1939 &mdash Cecil Roth, historien anglais, est nommé lecteur en études juives à Oxford. Il écrira plus tard l'histoire standard des Juifs d'Italie en 1946.

1940 & tiret L'Italie envahit la France et la Grèce. Les radios allemandes et italiennes ont diffusé une proclamation officielle en faveur de l'indépendance arabe.

Le pape Pie XII est au courant de l'Holocauste, mais ne s'y oppose pas.

1941 &mdash Le Japon attaque Pearl Harbor Les États-Unis déclarent la guerre au Japon, à l'Allemagne et à l'Italie.

1942 &mdash Le commandant militaire italien en Croatie refuse de livrer les Juifs de sa zone aux nazis.

1943 &mdash janvier : les Italiens refusent de coopérer avec les nazis pour rassembler les Juifs vivant dans la zone de France sous leur contrôle. En mars, ils empêcheront les nazis de déporter les Juifs de leur zone.

Février: Les autorités militaires italiennes à Lyon obligent les Français à annuler un ordre de déportation de plusieurs centaines de Juifs français vers Auschwitz. Ribbentrop se plaint à Mussolini que « les cercles militaires italiens ». . .manque une bonne compréhension de la question juive."

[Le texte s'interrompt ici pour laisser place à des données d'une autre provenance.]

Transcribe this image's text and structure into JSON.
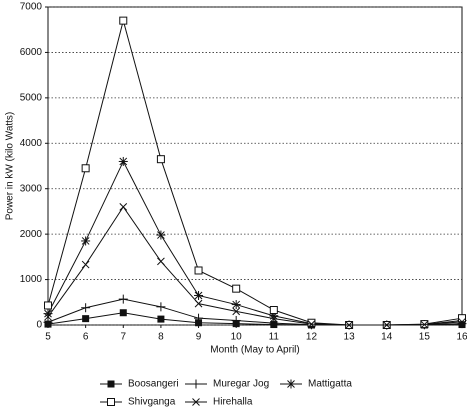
{
  "chart_data": {
    "type": "line",
    "x_label": "Month (May to April)",
    "y_label": "Power in kW (kilo Watts)",
    "x": [
      5,
      6,
      7,
      8,
      9,
      10,
      11,
      12,
      13,
      14,
      15,
      16
    ],
    "xlim": [
      5,
      16
    ],
    "xticks": [
      5,
      6,
      7,
      8,
      9,
      10,
      11,
      12,
      13,
      14,
      15,
      16
    ],
    "ylim": [
      0,
      7000
    ],
    "yticks": [
      0,
      1000,
      2000,
      3000,
      4000,
      5000,
      6000,
      7000
    ],
    "grid": true,
    "series": [
      {
        "name": "Boosangeri",
        "color": "#111111",
        "marker": "filled-square",
        "values": [
          20,
          140,
          270,
          130,
          50,
          30,
          10,
          0,
          0,
          0,
          0,
          10
        ]
      },
      {
        "name": "Muregar Jog",
        "color": "#111111",
        "marker": "plus",
        "values": [
          60,
          380,
          570,
          400,
          150,
          100,
          40,
          5,
          0,
          0,
          5,
          30
        ]
      },
      {
        "name": "Mattigatta",
        "color": "#111111",
        "marker": "asterisk",
        "values": [
          250,
          1850,
          3600,
          1980,
          650,
          450,
          200,
          30,
          0,
          0,
          10,
          100
        ]
      },
      {
        "name": "Shivganga",
        "color": "#111111",
        "marker": "open-square",
        "values": [
          430,
          3450,
          6700,
          3650,
          1200,
          800,
          330,
          50,
          0,
          0,
          20,
          150
        ]
      },
      {
        "name": "Hirehalla",
        "color": "#111111",
        "marker": "cross",
        "values": [
          180,
          1330,
          2600,
          1400,
          470,
          300,
          140,
          20,
          0,
          0,
          10,
          70
        ]
      }
    ]
  }
}
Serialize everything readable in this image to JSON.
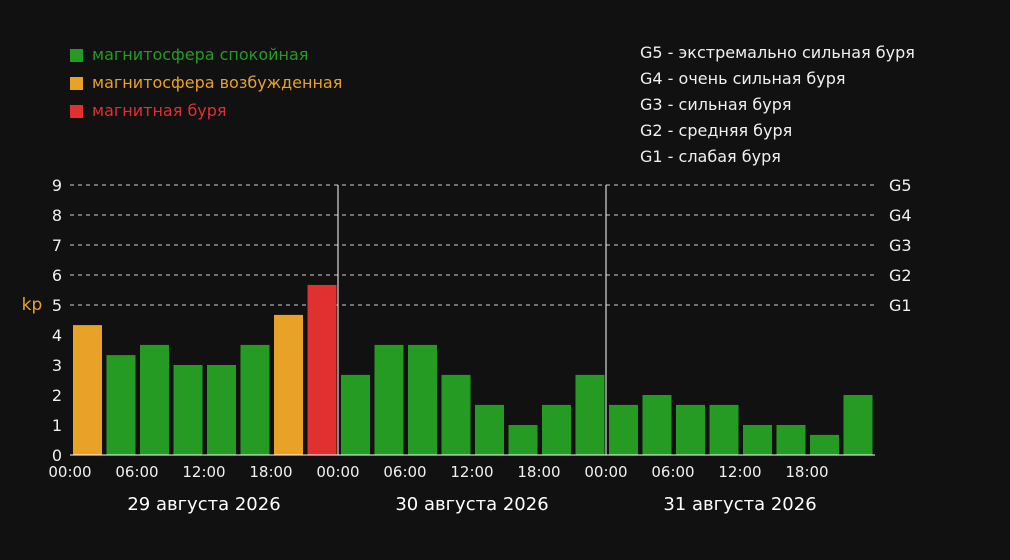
{
  "chart_data": {
    "type": "bar",
    "ylabel": "kp",
    "ylim": [
      0,
      9
    ],
    "yticks": [
      "0",
      "1",
      "2",
      "3",
      "4",
      "5",
      "6",
      "7",
      "8",
      "9"
    ],
    "grid": true,
    "legend": [
      {
        "label": "магнитосфера спокойная",
        "color": "#259b24"
      },
      {
        "label": "магнитосфера возбужденная",
        "color": "#e8a227"
      },
      {
        "label": "магнитная буря",
        "color": "#e03030"
      }
    ],
    "storm_legend": [
      "G5 - экстремально сильная буря",
      "G4 - очень сильная буря",
      "G3 - сильная буря",
      "G2 - средняя буря",
      "G1 - слабая буря"
    ],
    "storm_levels": [
      {
        "label": "G5",
        "value": 9
      },
      {
        "label": "G4",
        "value": 8
      },
      {
        "label": "G3",
        "value": 7
      },
      {
        "label": "G2",
        "value": 6
      },
      {
        "label": "G1",
        "value": 5
      }
    ],
    "x_tick_labels": [
      "00:00",
      "06:00",
      "12:00",
      "18:00",
      "00:00",
      "06:00",
      "12:00",
      "18:00",
      "00:00",
      "06:00",
      "12:00",
      "18:00"
    ],
    "days": [
      {
        "label": "29 августа 2026",
        "values": [
          4.33,
          3.33,
          3.67,
          3.0,
          3.0,
          3.67,
          4.67,
          5.67
        ]
      },
      {
        "label": "30 августа 2026",
        "values": [
          2.67,
          3.67,
          3.67,
          2.67,
          1.67,
          1.0,
          1.67,
          2.67
        ]
      },
      {
        "label": "31 августа 2026",
        "values": [
          1.67,
          2.0,
          1.67,
          1.67,
          1.0,
          1.0,
          0.67,
          2.0
        ]
      }
    ],
    "colors": {
      "quiet": "#259b24",
      "active": "#e8a227",
      "storm": "#e03030",
      "axis_text": "#f0f0f0",
      "ylabel": "#e8a227",
      "grid": "#cfcfcf"
    }
  }
}
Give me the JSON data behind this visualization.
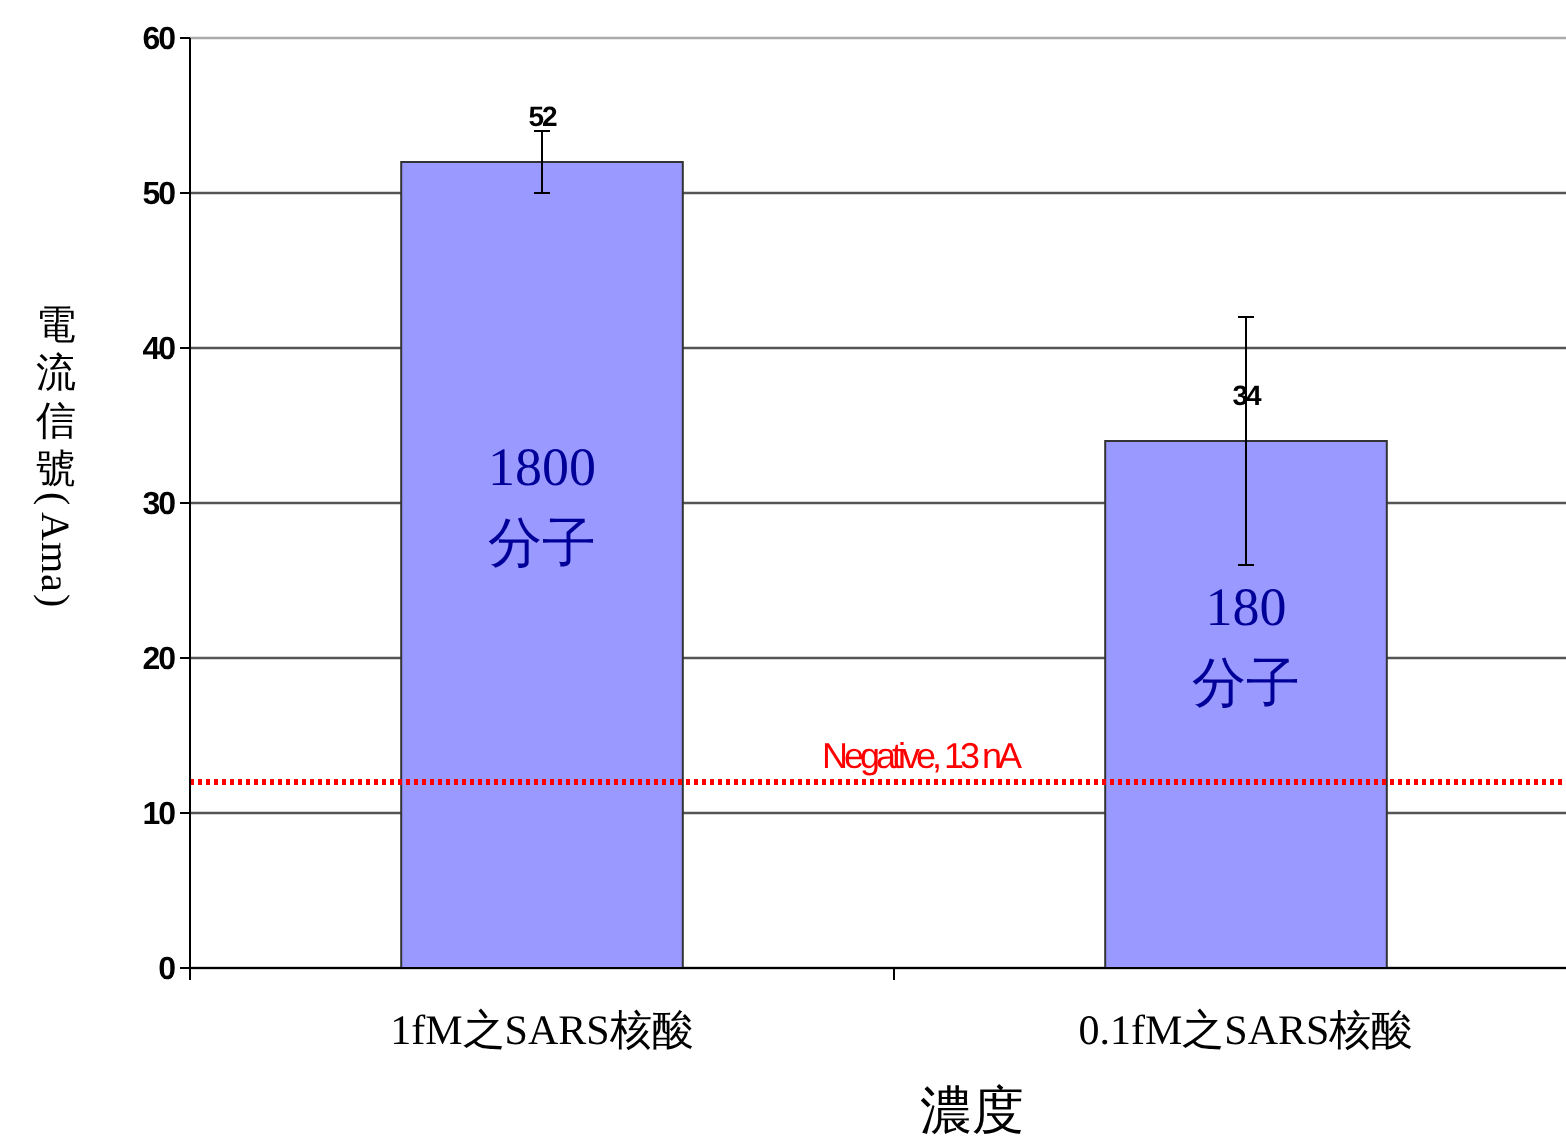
{
  "chart_data": {
    "type": "bar",
    "xlabel": "濃度",
    "ylabel": "電流信號(Ama)",
    "categories": [
      "1fM之SARS核酸",
      "0.1fM之SARS核酸"
    ],
    "values": [
      52,
      34
    ],
    "errors": [
      2,
      8
    ],
    "color": "#9999ff",
    "data_labels": true,
    "ylim": [
      0,
      60
    ],
    "yticks": [
      0,
      10,
      20,
      30,
      40,
      50,
      60
    ],
    "grid": "y",
    "ref_lines": [
      {
        "axis": "y",
        "value": 12,
        "label": "Negative, 13 nA",
        "color": "#ff0000",
        "line_style": "dotted"
      }
    ],
    "annotations": [
      "1800\n分子",
      "180\n分子"
    ]
  }
}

8 septembre : L'Italie change d'allégeance à la guerre, déclarant un armistice avec les Alliés Les forces alliées entrent en Italie par le sud L'Italie du Nord est sous contrôle allemand Les Juifs fuient vers le sud le révérend Aldo Brunacci de Assise , sous la direction de son évêque, Giuseppe Nicolini, sauva tous les Juifs qui cherchaient refuge dans Assise.

16 octobre : Raid du ghetto de Rome.

Novembre: Le rabbin Ricardo Pacifici de Gênes, 200 membres de sa congrégation et 100 réfugiés juifs d'Europe du Nord qui ont trouvé refuge à Gênes, sont déportés et gazés à Auschwitz.

raid nazi Pitigliano et déporter tous les Juifs 238 personnes sont déportées de Florence, et la synagogue est pillée et profanée.

1944 &mdashLes nazis emmènent 260 Juifs vivant sur l'île de Crète à Candie et les embarquent sur un navire avec 400 otages grecs et 300 soldats italiens. Le navire a été coulé par une torpille tirée d'un sous-marin britannique. Le nombre de survivants est inconnu, mais la plupart des passagers ont péri.

1945 &mdash Mars : La brigade juive sous le commandement du général Ernest Benjamin, entre en action dans le nord de l'Italie dans le cadre de la 8e armée britannique.

Avril : Benito Mussolini est capturé et tué par des partisans italiens. Hitler se suicide.

Août : On estime que 7 500 Juifs italiens ont été victimes de l'Holocauste (Voir Lucy Dawidowicz, 1981)

1948 &mdash La dernière édition de l' "Index liborum prohibitorum" comprend des publications juives.

1949 &mdash Le pape Pie XII publie une deuxième encyclique sur la Palestine, qui appelle à la pleine internationalisation territoriale de Jérusalem.

1951 &mdash Fouilles dans Rome retrouvez les vestiges d'une petite synagogue construite dans la chapelle sud-ouest de la basilique de Sévère au Ve siècle.

1959 &mdash Le Pape Jean XXIII déclare que l'expression "pro perfidis Judaeis" est supprimée du service du Vendredi Saint. Cette prière, traduite dans le Missel catholique américain par "prions pour les Juifs incrédules", était susceptible d'interprétations encore plus désobligeantes.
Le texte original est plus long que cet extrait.